Un final de Tétralogie wagnérienne en point d’orgue.

Article mis en ligne le avril 2011
dernière modification le 28 août 2011

par Eric POUSAZ

Il aura fallu cinq ans à l’Opéra du Rhin pour construire sa Tétralogie wagnérienne. L’apothéose finale qu’est Le Crépuscule des dieux, annoncée comme telle par l’affiche du spectacle, a pourtant franchement déçu.

L’esthétique des décors de Rae Smith donne dans le modernisme des Années cinquante ; les lieux scéniques sont ‘définis’ par des pans de murs craquelés placés de guingois sur un sol bosselé alors qu’un cyclorama omniprésent sert de support à diverses projections manquant de netteté ; de plus, l’utilisation constante de masques à l’esthétique puérile ajoute à la confusion visuelle sans faire réellement sens.

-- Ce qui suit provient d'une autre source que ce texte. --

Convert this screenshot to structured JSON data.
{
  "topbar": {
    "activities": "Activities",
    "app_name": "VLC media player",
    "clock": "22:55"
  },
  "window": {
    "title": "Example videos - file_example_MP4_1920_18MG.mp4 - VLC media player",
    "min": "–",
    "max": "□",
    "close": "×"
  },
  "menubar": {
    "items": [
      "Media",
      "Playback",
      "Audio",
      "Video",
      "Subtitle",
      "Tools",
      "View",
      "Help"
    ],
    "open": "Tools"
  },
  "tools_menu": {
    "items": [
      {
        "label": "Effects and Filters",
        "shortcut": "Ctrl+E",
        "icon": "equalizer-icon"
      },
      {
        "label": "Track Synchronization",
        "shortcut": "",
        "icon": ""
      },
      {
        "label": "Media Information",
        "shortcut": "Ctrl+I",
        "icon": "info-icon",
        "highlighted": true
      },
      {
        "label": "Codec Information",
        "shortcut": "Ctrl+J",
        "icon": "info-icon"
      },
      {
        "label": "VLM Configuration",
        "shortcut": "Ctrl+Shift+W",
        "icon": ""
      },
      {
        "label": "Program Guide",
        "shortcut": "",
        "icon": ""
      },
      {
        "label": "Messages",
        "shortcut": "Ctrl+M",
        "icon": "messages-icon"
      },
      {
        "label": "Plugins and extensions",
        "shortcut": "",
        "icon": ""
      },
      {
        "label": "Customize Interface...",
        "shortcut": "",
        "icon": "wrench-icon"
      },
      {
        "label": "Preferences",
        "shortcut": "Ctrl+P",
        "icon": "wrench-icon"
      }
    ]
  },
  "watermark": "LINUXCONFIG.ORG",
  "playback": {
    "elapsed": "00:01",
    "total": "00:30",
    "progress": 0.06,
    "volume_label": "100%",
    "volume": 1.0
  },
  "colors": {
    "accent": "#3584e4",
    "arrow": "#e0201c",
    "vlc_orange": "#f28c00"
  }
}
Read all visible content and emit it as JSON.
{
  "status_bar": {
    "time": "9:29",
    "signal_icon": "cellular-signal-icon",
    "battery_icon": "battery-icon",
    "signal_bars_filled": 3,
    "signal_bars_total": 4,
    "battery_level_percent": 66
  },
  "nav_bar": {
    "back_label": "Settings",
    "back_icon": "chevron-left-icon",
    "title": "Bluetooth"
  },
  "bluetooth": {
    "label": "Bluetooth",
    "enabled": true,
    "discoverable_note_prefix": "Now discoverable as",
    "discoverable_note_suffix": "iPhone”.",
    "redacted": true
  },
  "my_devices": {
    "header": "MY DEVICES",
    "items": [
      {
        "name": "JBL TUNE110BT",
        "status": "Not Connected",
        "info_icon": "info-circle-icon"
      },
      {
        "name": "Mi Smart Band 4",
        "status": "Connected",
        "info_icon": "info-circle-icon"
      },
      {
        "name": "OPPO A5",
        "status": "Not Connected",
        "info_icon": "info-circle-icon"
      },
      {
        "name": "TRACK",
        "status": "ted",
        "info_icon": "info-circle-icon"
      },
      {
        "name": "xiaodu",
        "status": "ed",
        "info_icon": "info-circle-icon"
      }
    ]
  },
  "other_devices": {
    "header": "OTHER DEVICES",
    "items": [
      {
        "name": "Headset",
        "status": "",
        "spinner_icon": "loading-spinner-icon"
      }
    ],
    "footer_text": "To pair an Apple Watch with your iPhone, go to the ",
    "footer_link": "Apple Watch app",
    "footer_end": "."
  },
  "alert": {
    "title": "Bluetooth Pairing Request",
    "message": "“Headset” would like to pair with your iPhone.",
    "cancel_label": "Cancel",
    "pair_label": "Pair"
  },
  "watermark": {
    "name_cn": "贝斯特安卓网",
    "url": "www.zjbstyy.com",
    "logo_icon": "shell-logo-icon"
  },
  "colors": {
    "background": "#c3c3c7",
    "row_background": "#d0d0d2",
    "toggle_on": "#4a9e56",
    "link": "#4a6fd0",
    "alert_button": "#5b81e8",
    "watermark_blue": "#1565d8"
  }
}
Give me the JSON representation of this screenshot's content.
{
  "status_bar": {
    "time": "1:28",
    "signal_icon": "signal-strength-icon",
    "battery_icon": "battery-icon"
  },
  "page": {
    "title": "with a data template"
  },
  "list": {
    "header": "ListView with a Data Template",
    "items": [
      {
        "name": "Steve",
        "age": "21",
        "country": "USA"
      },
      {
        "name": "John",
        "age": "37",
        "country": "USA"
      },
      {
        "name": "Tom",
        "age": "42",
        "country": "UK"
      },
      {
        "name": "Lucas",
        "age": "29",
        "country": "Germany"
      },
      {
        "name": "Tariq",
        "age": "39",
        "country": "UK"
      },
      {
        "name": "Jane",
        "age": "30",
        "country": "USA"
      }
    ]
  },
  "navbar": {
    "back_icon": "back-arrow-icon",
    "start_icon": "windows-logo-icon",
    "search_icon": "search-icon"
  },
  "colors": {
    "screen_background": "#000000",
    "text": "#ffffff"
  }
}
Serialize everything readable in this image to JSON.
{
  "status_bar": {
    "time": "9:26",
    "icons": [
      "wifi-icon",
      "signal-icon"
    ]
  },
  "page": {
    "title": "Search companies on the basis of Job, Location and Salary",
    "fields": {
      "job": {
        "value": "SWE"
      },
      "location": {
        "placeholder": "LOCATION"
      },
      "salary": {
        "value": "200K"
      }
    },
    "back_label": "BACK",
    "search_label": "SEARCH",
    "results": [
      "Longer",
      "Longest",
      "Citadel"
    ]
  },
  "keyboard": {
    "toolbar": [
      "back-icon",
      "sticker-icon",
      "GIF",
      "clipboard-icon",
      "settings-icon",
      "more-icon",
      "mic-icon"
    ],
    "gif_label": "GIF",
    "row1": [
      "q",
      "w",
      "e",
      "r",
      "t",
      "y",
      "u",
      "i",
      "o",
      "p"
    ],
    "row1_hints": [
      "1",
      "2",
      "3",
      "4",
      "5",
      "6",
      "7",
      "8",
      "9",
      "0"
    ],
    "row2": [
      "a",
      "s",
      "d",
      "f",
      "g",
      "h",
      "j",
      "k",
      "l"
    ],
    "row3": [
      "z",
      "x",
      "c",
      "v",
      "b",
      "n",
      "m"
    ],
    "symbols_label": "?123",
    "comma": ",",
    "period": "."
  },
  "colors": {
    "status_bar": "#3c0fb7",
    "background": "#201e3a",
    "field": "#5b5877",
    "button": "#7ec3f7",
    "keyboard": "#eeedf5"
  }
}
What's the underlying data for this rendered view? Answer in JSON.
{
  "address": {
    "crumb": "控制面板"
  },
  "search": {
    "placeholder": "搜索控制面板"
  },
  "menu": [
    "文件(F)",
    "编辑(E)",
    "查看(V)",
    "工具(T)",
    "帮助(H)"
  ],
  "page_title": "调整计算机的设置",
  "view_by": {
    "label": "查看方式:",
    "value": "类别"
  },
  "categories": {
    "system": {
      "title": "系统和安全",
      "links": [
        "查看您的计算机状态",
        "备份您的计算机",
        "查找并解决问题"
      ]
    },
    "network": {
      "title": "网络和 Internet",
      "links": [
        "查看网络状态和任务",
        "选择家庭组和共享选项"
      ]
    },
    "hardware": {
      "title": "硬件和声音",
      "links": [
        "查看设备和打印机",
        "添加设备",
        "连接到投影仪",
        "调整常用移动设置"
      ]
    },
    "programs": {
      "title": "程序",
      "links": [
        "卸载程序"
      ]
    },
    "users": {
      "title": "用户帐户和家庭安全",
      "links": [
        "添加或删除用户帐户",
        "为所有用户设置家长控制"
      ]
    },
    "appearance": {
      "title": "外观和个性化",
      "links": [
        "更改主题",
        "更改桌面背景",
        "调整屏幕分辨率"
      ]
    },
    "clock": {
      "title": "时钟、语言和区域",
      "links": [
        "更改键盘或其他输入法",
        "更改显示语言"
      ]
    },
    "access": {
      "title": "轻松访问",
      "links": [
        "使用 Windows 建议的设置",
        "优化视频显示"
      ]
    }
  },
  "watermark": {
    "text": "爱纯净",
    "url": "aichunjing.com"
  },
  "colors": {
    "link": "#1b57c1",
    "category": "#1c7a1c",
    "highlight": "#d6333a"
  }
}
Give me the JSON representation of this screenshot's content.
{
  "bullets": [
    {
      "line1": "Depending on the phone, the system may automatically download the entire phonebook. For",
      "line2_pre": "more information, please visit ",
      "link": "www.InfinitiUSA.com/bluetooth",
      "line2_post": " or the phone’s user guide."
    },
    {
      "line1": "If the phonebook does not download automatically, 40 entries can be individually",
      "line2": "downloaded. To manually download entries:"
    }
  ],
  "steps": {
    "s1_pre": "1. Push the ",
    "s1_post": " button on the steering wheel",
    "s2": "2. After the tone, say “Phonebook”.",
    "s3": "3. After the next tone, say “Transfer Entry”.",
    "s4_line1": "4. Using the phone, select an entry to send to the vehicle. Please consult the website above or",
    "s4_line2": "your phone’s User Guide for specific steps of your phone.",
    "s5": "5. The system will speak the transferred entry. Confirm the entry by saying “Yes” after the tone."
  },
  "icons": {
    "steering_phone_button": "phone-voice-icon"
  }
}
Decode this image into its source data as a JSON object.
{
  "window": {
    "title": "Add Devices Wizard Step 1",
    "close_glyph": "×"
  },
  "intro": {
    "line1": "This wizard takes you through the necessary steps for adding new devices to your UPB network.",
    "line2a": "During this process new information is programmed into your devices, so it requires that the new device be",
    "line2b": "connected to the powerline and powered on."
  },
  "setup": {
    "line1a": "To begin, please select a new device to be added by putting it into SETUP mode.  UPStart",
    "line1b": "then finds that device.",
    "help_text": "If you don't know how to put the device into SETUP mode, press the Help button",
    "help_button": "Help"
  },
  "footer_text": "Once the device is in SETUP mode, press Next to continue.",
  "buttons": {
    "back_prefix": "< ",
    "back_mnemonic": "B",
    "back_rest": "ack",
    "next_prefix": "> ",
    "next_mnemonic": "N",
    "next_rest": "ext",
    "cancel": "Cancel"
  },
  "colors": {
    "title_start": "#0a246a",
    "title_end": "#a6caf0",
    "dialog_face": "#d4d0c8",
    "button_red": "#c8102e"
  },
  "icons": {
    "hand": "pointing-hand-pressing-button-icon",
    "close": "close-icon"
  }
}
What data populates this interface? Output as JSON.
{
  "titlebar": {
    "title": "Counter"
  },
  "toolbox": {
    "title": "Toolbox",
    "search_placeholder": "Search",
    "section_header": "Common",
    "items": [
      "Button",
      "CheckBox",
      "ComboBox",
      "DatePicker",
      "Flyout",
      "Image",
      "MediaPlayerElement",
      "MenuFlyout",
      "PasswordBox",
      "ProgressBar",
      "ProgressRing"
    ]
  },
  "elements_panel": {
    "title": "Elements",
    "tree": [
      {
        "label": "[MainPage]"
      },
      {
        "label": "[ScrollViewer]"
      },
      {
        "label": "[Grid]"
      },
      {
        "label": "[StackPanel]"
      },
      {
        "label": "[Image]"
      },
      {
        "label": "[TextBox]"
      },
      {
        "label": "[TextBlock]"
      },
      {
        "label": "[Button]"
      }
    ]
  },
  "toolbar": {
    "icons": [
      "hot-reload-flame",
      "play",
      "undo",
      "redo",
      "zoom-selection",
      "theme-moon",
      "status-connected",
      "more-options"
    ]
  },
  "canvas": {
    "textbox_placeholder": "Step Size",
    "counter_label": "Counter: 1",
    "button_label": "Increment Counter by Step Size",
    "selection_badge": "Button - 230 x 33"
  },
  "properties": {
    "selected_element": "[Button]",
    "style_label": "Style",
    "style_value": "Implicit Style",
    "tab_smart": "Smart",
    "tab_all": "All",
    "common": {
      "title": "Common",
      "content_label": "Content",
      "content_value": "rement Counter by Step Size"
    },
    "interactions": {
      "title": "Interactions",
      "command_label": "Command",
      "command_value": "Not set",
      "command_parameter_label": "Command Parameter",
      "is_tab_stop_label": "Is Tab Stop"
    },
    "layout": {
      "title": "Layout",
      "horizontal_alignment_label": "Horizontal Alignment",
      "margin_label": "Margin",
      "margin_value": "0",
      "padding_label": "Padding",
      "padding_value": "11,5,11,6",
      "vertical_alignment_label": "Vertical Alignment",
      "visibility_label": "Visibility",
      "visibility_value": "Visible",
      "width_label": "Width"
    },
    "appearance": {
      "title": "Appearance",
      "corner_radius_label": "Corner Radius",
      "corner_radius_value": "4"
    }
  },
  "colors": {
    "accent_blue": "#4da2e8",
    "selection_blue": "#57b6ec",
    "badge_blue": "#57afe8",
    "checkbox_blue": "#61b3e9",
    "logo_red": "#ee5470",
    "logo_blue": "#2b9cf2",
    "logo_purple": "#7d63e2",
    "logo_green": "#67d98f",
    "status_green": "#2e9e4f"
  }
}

Même les coups de théâtre visuels attendus se font rares : l’embrasement du final fait ainsi sourire avec ses quelques fumigènes vaguement éclairés de rouge qui noient dans la brume des débris de masques jonchant le sol. La mise en scène de David McVicar se montre soucieuse de raconter clairement le drame à un public qui n’en connaîtrait pas les divers épisodes, mais faut-il que cela se fasse sur un mode aussi minimaliste ?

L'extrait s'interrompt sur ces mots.